The top speed is limited to 200 km/h (124.27 mph), as the amount of energy required by the electric motors increases disproportionately to speed. The range in the NECD combined cycle is approximately 248 kilometers (154 miles). This good value is made possible by the integrated concept: technology specially configured for the electric drive system combined with state-of-the-art battery technology. The battery block has a total energy content of roughly 53 kilowatt hours, with the usable portion thereof restricted to 42.4 kWh in the interest of service life. Audi uses liquid cooling for the batteries.
The energy storage unit is charged with household current (230 volts, 16 amperes) via a cable and a plug. The socket is behind a cover at the back of the car. With the battery fully discharged, the charging time is between 6 and 8 hours. A high voltage (400 volts, 63 amperes) reduces this to just around 2.5 hours. The Audi engineers are working on a wireless solution to make charging more convenient.
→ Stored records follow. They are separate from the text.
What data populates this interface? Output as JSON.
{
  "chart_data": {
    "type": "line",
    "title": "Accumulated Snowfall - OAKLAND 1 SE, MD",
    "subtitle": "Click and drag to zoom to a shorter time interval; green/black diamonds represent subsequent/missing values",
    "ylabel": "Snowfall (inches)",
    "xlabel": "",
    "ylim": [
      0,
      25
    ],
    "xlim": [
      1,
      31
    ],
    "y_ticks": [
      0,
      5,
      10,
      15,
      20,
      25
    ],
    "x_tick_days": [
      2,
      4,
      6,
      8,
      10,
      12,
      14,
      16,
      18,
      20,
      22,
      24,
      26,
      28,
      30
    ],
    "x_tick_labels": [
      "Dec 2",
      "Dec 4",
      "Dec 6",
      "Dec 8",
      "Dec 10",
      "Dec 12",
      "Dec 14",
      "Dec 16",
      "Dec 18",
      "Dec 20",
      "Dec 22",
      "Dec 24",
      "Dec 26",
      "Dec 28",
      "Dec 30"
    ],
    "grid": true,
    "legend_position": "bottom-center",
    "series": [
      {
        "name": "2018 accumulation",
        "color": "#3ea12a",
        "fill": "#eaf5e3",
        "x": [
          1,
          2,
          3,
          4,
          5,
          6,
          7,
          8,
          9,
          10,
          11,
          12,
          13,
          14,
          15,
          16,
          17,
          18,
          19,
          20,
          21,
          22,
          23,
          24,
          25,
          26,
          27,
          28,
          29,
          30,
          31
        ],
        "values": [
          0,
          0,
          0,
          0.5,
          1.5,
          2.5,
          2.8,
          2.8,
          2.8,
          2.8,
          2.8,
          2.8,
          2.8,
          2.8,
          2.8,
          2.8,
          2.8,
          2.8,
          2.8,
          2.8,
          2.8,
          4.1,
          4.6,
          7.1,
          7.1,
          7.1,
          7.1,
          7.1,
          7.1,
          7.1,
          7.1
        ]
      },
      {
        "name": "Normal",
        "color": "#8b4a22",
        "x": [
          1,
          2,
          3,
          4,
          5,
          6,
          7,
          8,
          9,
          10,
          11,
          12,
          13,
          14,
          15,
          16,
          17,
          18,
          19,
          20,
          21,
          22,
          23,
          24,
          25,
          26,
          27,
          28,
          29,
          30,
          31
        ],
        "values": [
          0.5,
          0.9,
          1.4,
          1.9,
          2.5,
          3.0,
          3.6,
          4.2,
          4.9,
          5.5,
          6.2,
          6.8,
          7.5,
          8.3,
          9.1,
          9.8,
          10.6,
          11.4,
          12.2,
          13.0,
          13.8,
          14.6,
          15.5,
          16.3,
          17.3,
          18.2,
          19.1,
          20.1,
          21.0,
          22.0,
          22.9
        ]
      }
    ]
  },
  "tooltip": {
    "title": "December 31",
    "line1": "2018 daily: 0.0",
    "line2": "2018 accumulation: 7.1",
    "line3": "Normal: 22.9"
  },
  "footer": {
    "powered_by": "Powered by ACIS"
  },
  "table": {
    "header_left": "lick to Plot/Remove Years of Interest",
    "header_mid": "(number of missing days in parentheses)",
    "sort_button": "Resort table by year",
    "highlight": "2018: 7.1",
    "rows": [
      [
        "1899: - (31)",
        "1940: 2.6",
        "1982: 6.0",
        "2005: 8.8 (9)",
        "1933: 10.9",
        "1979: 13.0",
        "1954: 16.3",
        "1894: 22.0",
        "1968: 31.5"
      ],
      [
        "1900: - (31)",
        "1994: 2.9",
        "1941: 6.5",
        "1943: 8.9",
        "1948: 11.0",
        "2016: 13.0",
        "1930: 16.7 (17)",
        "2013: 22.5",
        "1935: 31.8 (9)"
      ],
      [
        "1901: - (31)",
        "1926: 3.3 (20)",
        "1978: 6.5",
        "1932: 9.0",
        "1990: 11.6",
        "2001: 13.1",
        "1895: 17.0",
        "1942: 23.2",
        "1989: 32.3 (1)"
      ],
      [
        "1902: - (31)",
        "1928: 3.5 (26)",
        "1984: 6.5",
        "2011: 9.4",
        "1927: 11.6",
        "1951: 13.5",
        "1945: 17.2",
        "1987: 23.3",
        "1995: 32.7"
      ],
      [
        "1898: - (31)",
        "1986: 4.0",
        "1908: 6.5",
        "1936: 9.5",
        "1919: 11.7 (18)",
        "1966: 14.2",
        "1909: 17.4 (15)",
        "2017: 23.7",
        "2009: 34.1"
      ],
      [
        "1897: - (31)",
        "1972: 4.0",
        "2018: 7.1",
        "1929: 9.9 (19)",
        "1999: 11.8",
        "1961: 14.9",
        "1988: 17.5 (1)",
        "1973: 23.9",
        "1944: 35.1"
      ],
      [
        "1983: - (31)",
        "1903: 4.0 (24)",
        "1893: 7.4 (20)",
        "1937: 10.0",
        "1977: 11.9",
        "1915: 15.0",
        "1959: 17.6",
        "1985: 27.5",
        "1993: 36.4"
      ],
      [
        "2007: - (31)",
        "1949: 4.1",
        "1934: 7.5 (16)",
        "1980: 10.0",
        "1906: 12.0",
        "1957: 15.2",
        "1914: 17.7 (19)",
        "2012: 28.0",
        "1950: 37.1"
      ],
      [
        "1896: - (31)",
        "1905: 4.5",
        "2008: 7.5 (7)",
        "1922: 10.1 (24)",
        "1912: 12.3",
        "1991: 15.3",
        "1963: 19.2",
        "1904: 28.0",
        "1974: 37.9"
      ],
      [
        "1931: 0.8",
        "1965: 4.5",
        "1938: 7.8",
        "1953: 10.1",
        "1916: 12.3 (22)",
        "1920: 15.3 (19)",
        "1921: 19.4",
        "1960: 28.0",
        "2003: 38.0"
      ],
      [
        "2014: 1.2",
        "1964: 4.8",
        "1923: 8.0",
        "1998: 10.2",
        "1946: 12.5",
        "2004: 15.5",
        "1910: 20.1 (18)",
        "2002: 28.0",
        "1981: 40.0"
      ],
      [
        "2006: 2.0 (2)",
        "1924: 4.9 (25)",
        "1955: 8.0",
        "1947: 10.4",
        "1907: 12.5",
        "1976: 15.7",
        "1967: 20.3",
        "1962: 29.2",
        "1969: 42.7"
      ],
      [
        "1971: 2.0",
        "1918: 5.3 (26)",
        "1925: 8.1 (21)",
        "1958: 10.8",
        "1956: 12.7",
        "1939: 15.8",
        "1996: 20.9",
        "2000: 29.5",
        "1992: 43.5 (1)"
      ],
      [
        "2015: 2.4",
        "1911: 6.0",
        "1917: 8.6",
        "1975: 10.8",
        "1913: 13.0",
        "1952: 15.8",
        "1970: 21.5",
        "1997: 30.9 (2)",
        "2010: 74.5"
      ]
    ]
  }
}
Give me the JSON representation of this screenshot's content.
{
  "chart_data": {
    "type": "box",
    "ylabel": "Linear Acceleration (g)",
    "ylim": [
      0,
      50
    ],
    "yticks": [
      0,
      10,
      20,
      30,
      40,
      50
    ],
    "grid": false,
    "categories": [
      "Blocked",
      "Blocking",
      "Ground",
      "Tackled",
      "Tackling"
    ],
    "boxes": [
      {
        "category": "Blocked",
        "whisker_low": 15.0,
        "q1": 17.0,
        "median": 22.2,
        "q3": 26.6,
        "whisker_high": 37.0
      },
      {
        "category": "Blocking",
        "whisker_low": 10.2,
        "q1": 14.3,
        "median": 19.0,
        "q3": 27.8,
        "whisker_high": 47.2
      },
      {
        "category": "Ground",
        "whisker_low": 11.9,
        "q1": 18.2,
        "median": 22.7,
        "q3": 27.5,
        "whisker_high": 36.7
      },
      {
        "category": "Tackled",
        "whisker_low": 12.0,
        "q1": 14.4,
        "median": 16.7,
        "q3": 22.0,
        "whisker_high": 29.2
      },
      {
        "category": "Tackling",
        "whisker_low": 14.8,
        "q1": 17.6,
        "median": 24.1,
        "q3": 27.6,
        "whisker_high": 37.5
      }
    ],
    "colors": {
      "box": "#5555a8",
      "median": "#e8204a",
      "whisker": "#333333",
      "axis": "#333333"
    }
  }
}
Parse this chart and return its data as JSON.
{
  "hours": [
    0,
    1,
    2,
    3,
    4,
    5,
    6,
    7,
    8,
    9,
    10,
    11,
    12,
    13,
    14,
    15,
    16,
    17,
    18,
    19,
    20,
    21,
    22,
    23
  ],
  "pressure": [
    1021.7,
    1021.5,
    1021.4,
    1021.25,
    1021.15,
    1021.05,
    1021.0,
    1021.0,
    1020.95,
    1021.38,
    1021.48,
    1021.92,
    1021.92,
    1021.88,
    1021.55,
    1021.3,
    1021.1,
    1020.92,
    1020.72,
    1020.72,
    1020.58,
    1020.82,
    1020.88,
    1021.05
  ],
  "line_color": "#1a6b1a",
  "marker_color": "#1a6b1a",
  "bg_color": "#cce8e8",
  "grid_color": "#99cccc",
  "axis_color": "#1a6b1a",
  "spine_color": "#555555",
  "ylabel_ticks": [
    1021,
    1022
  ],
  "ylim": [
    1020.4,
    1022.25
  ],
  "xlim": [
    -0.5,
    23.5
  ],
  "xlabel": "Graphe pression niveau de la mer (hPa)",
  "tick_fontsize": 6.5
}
The inductive charging station, which can be placed in the garage at home or also in special parking garages, is activated automatically when the vehicle is docked. Such technology is already used today in a similar form to charge electric toothbrushes.
The battery is charged not only when the car is stationary, but also when it is in motion. The keyword here is recuperation. This form of energy recovery and return to the battery is already available today in a number of Audi production models. During braking, the alternator converts the kinetic energy into electrical energy, which it then feeds into the onboard electrical system.
The Audi e-tron, which is slowed by four lightweight ceramic brake discs, takes the next large step into the future. An electronic brake system makes it possible to tap into the recuperation potential of the electric motors. A hydraulic fixed-caliper brake is mounted on the front axle, with two novel electrically-actuated floating-caliper brakes mounted on the rear axle. These floating calipers are actuated not by any mechanical or hydraulic transfer elements, but rather by wire (“brake by wire”). In addition, this eliminates frictional losses due to residual slip when the brakes are not being applied.
This decoupling of the brake pedal enables the e-tron’s electric motors to convert all of the braking energy into electricity and recover it. The electromechanical brake system is only activated if greater deceleration is required. These control actions are unnoticeable to the driver, who feels only a predictable and constant pedal feel as with a hydraulic brake system.